How can I tell the IndexWriter to keep my uniqueness constraints?
For example, imagine that I have two indexes of a phone book:
“index_one” contains a unique set of names A-through-P (let’s say the
key is
their phone number).
“index_two” contains a unique set of names K-through-Z.
When I merge them, I would hope to get a unique index of A-through-Z,
but
I’m getting double entries where they overlap, K-through-P.

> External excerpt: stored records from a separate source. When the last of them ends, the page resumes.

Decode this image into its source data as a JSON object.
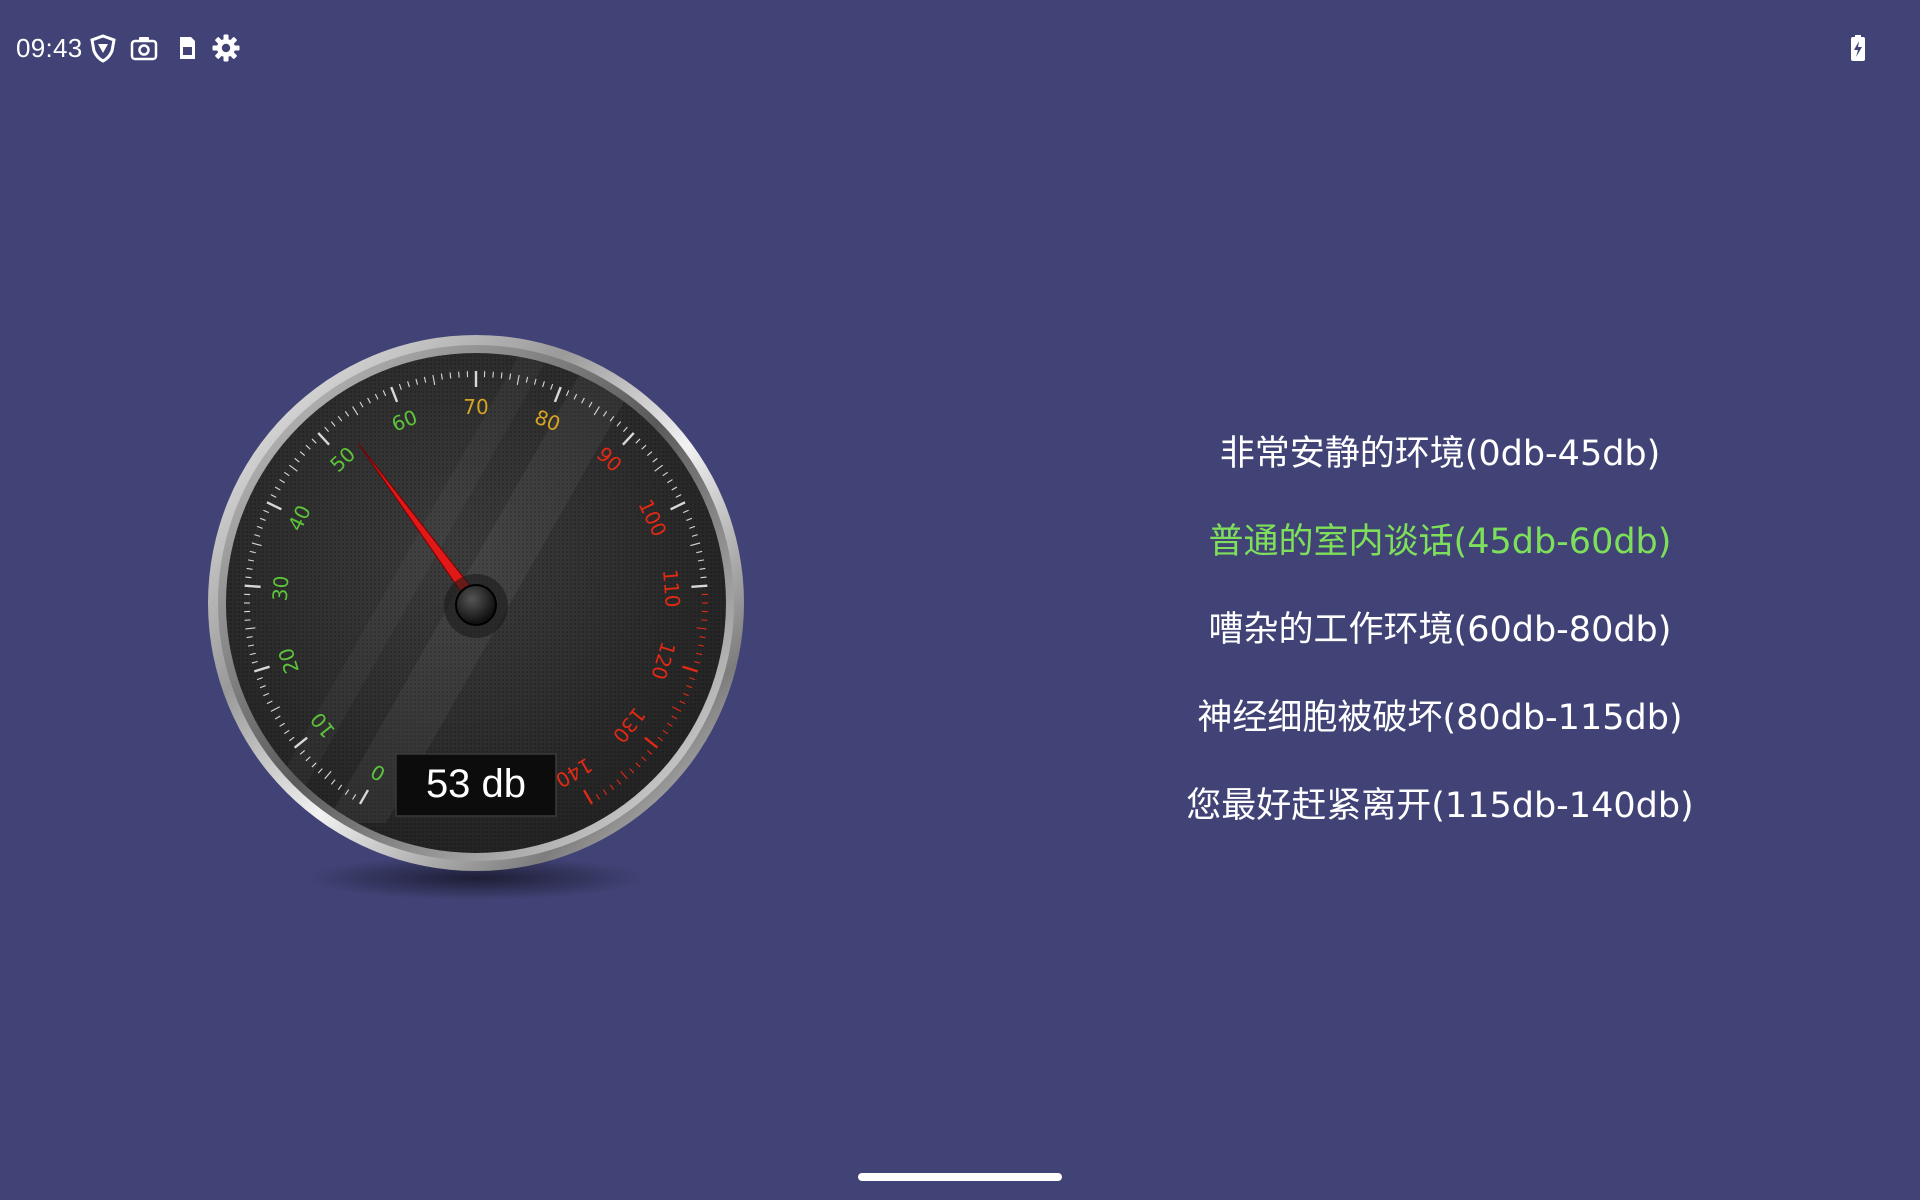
{
  "status_bar": {
    "time": "09:43",
    "icons": [
      "vpn-shield-icon",
      "camera-icon",
      "sim-card-icon",
      "settings-gear-icon",
      "battery-charging-icon"
    ]
  },
  "gauge": {
    "unit": "db",
    "value": 53,
    "readout": "53 db",
    "min": 0,
    "max": 140,
    "tick_labels": [
      "0",
      "10",
      "20",
      "30",
      "40",
      "50",
      "60",
      "70",
      "80",
      "90",
      "100",
      "110",
      "120",
      "130",
      "140"
    ],
    "colors": {
      "low": "#5cc33a",
      "mid": "#d6a423",
      "high": "#e02a14",
      "needle": "#e01818"
    }
  },
  "legend": {
    "items": [
      {
        "text": "非常安静的环境(0db-45db)",
        "color": "#ffffff",
        "active": false
      },
      {
        "text": "普通的室内谈话(45db-60db)",
        "color": "#7ee05a",
        "active": true
      },
      {
        "text": "嘈杂的工作环境(60db-80db)",
        "color": "#ffffff",
        "active": false
      },
      {
        "text": "神经细胞被破坏(80db-115db)",
        "color": "#ffffff",
        "active": false
      },
      {
        "text": "您最好赶紧离开(115db-140db)",
        "color": "#ffffff",
        "active": false
      }
    ]
  }
}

Here’s some code to demonstrate. My :id field is a long-ish unique
alphanumeric string. In the example below, “one” and “two” are actually
identical copies, each containing about 60,000 docs. I was hoping to get
a
combined index containing the same 60,000 docs, but ended up with
120,000.
Any help will be greatly appreciated. Thanks!
####################
one = “Documents/bucket/index_1”
two = “Documents/bucket/index_2”
merged = “Documents/bucket/merged_index”
pfa = PerFieldAnalyzer.new(LetterAnalyzer.new)
pfa[:id] = WhiteSpaceAnalyzer.new
field_infos = FieldInfos.new(:term_vector => :no)
field_infos.add_field(:id, :index => :untokenized)
index_two = Ferret::I.new(
:key => :id,
:max_buffer_memory => 0x8000000,
:merge_factor => 5,
:path => one,
:analyzer => pfa,
:field_infos => field_infos)
index_one = Ferret::I.new(
:key => :id,
:max_buffer_memory => 0x8000000,
:merge_factor => 5,
:path => two,
:analyzer => pfa,
:field_infos => field_infos)
readers = []
readers << IndexReader.new(one)
readers << IndexReader.new(two)
puts "size of index_one = "+index_one.size.to_s
puts "size of index_two = "+index_two.size.to_s
index_writer = IndexWriter.new(:path => merged)
index_writer.add_readers(readers)
index_writer.close()
readers.each{ |reader| reader.close() }
i = Ferret::I.new(:path => merged)
puts "size before optimize = "+i.size.to_s
i.optimize
puts "size after optimize = "+i.size.to_s